Allaiter son bébé adopté, mode d’emploi
L’allaitement est vu à juste titre comme la suite logique (et physiologique) de la grossesse et de l’accouchement. Allaiter un enfant qu’on n’a pas porté en son sein, sans jamais avoir été enceinte, sans jamais avoir allaité auparavant, peut donc sembler à première vue comme une idée folle et irréalisable.
Pourtant, au cours des dernières décennies, il y a sans doute des milliers de femmes de par le monde qui y sont parvenues.
Pendant longtemps, on suggérait de dire aux femmes souhaitant allaiter un bébé adopté que peu de mères arrivaient dans cette situation à produire beaucoup, et qu’il valait mieux considérer l’allaitement comme un moyen d’être proche du bébé et toute quantité de lait obtenue comme un « bonus ».
Plus récemment, on a vu apparaître des protocoles impliquant l’utilisation des mêmes hormones qui stimulent la croissance du tissu mammaire pendant la grossesse, et ce afin de « développer » le tissu mammaire d’une mère en attente de son bébé [1]. On rapporte que, selon le nombre de mois qui s’écoulent entre le moment où la mère débute ces protocoles et le moment où le bébé arrive, elle peut être capable d’allaiter exclusivement dès le moment où le bébé est dans ses bras [2].
Le protocole du Dr Newman [3] vise à se rapprocher tout d’abord du milieu hormonal de la grossesse par la prise d’une pilule contraceptive combinée associée à de la dompéridone pour augmenter le niveau de prolactine [4].
Dans le cas d’un accompagnement médicamenteux – qui peut occasionner des effets secondaires, comme pour toute prise de médicament –, il convient pour la mère de trouver un professionnel de santé qui soit informé et puisse comprendre sa démarche, et l’accompagner le cas échéant (pas facile à trouver en France, il faut dire…).
Ajoutons que des études de cas montrent que, simplement en allaitant le bébé huit à dix fois par jour (encore faut-il que le bébé soit d’accord pour téter…), certaines femmes sont capables d’arriver en un mois à une production lactée complète, sans même utiliser d’hormones.
Dans un article paru en 2017 dans le Journal of human lactation [5], trois femmes médecins travaillant au lactarium de Madrid présentaient le cas, encore jamais vu dans la littérature, d’une femme ayant démarré un programme de « lactation induite » dans le but d’allaiter un enfant adopté et qui a commencé à avoir du lait avant même d’avoir reçu l’enfant, au point de devenir… donneuse au lactarium. Elle avait commencé à stimuler ses seins avec un tire-lait électrique double pompage et aussi à la main, six mois avant l’arrivée du bébé, et trois mois plus tard, elle était acceptée comme donneuse par le lactarium. En tout, elle aura donné près de 13 litres !
Dernière chose à savoir : chez nous, les enfants adoptés le sont bien souvent par des femmes qui rencontrent des problèmes de fertilité.

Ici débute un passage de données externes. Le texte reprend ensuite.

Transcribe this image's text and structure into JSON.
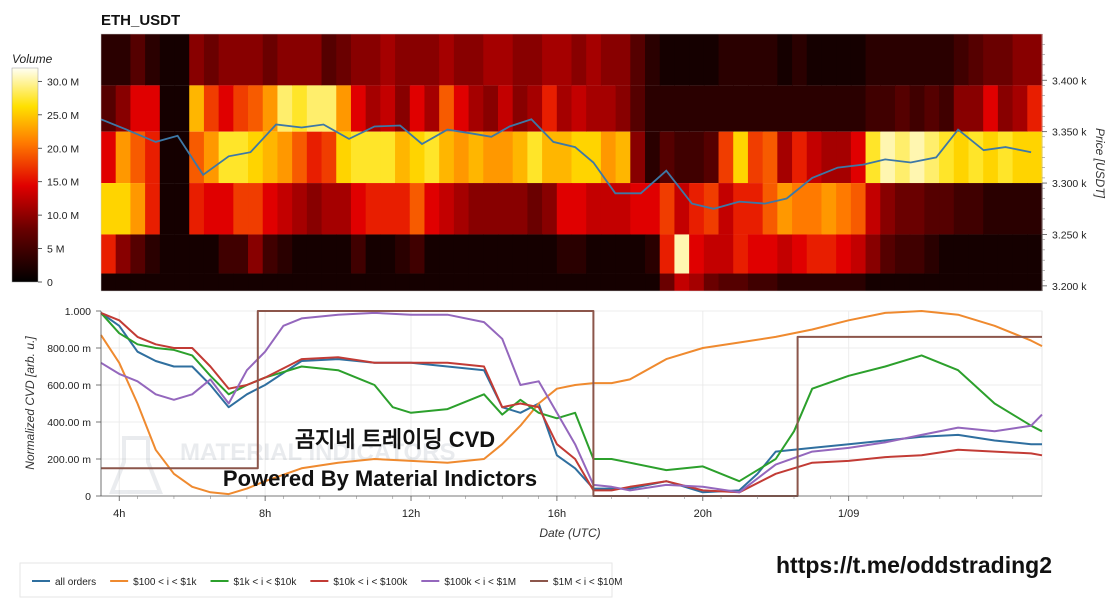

Or ces problèmes peuvent avoir un impact sur la possibilité d’allaiter.
Malgré tout, les femmes qui se sont lancées dans cette aventure en ont été généralement très satisfaites, quelle que soit la quantité de lait qu’elles ont réussi à produire. De toute façon, on le sait bien, l’allaitement, c’est bien plus que simplement du lait !
[1] Voir Les protocoles pour induire la lactation de Lenore Goldfarb et Jack Newman.

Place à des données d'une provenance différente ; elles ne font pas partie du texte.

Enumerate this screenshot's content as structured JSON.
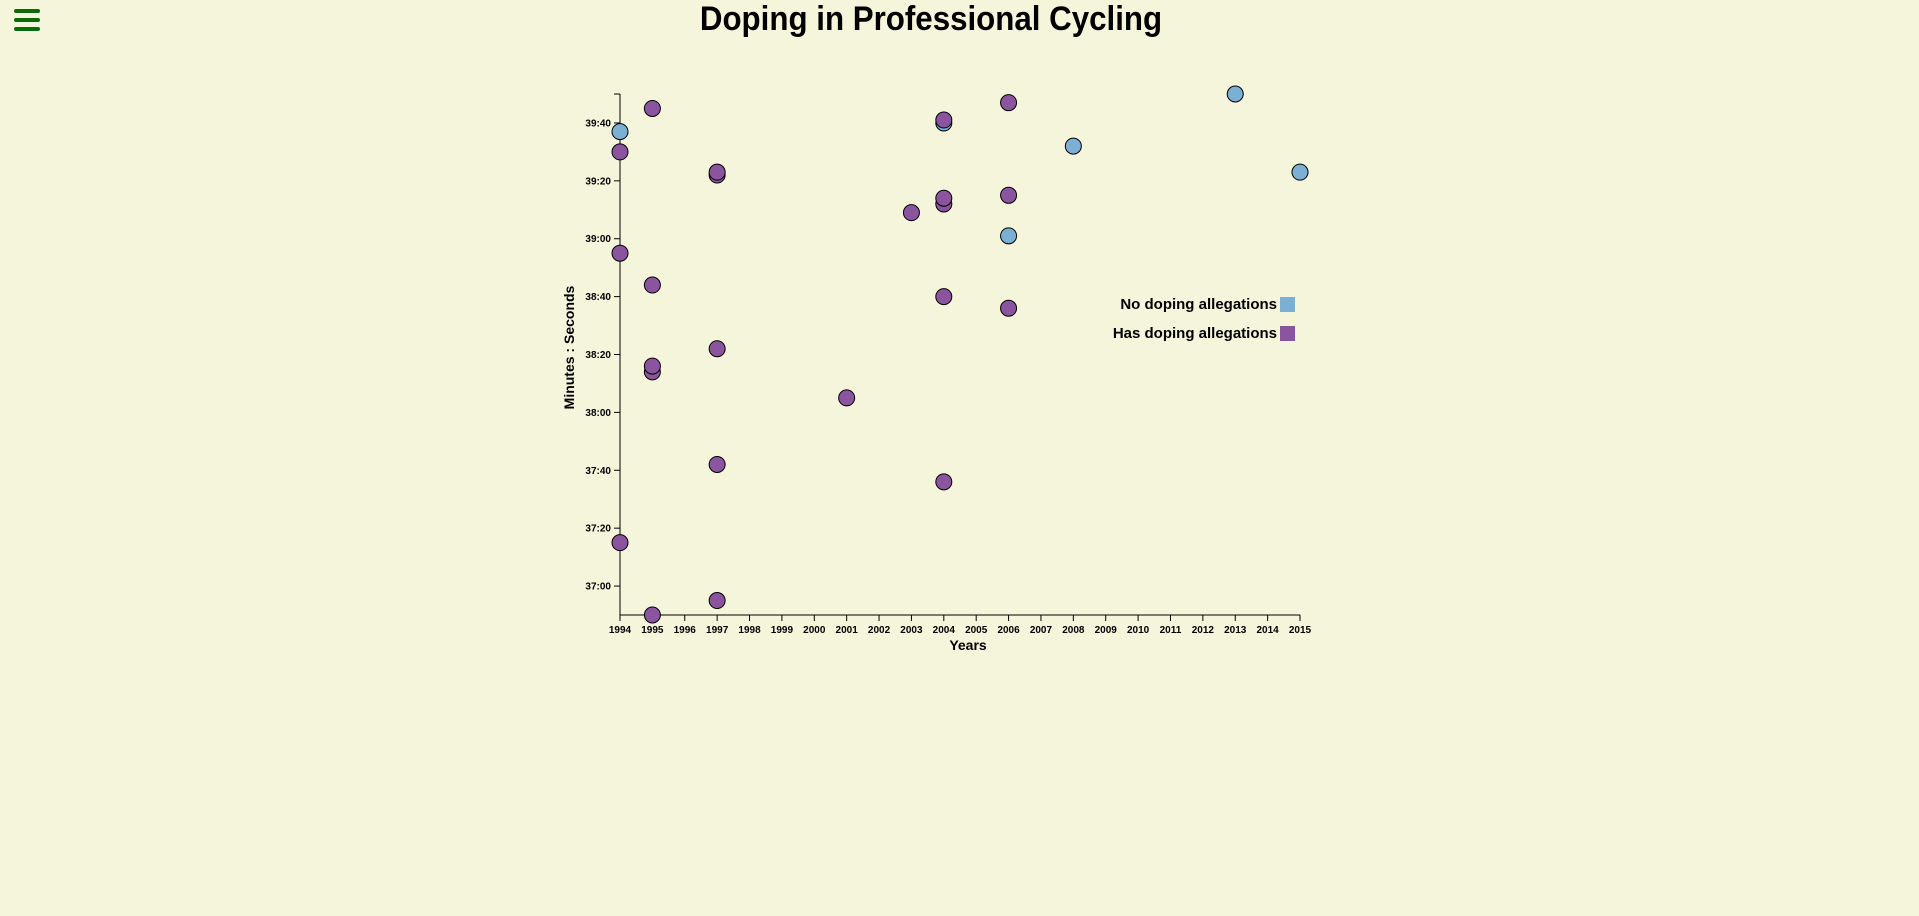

[2] Contrairement aux États-Unis, il est rare qu’en France on puisse adopter un nouveau-né. Accueillir un bébé plus grand, voire un bambin, et réussir à l’allaiter est néanmoins tout à fait possible. Sans compter le cas des couples de femmes où la mère qui n’a pas porté l’enfant souhaite l’allaiter.

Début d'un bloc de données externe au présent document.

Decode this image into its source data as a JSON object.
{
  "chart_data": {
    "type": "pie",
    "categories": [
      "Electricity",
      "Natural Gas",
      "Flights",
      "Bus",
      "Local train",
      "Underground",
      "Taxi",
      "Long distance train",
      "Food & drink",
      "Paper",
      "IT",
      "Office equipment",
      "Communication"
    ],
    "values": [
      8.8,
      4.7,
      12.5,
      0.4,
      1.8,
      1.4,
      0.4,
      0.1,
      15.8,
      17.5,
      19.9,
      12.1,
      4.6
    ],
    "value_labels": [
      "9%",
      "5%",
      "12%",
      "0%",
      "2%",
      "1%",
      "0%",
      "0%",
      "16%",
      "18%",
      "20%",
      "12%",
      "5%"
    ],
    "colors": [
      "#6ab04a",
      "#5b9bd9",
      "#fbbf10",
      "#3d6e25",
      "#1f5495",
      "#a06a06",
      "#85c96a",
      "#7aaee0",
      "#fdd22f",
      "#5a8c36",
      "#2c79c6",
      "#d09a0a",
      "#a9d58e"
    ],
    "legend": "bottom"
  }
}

[3] Feuillet du Dr Newman Allaiter votre bébé adopté.
[4] À savoir : la dompéridone a un effet galactogène rapporté, mais n’a pas d’AMM en France pour cette indication.
[5] Flores-Anton B et al, An Adoptive Mother Who Became a Human Milk Donor, Journal of Human Lactation, 2017 ; 33(2).
Article paru dans le n° 83 de Grandir autrement, septembre 2020.
Voir aussi sur le site de LLL France le dossier Adoption et allaitement.
C’est passionnant, merci !
Sur le parentage du bébé et enfant adopté, j’aime beaucoup le livre de Cécile Flé, Créer des liens. Il donne plein d’idées et de réflexions pour le maternage, c’est là que j’avais lu pour la première fois la possibilité d’allaiter le bébé adopté.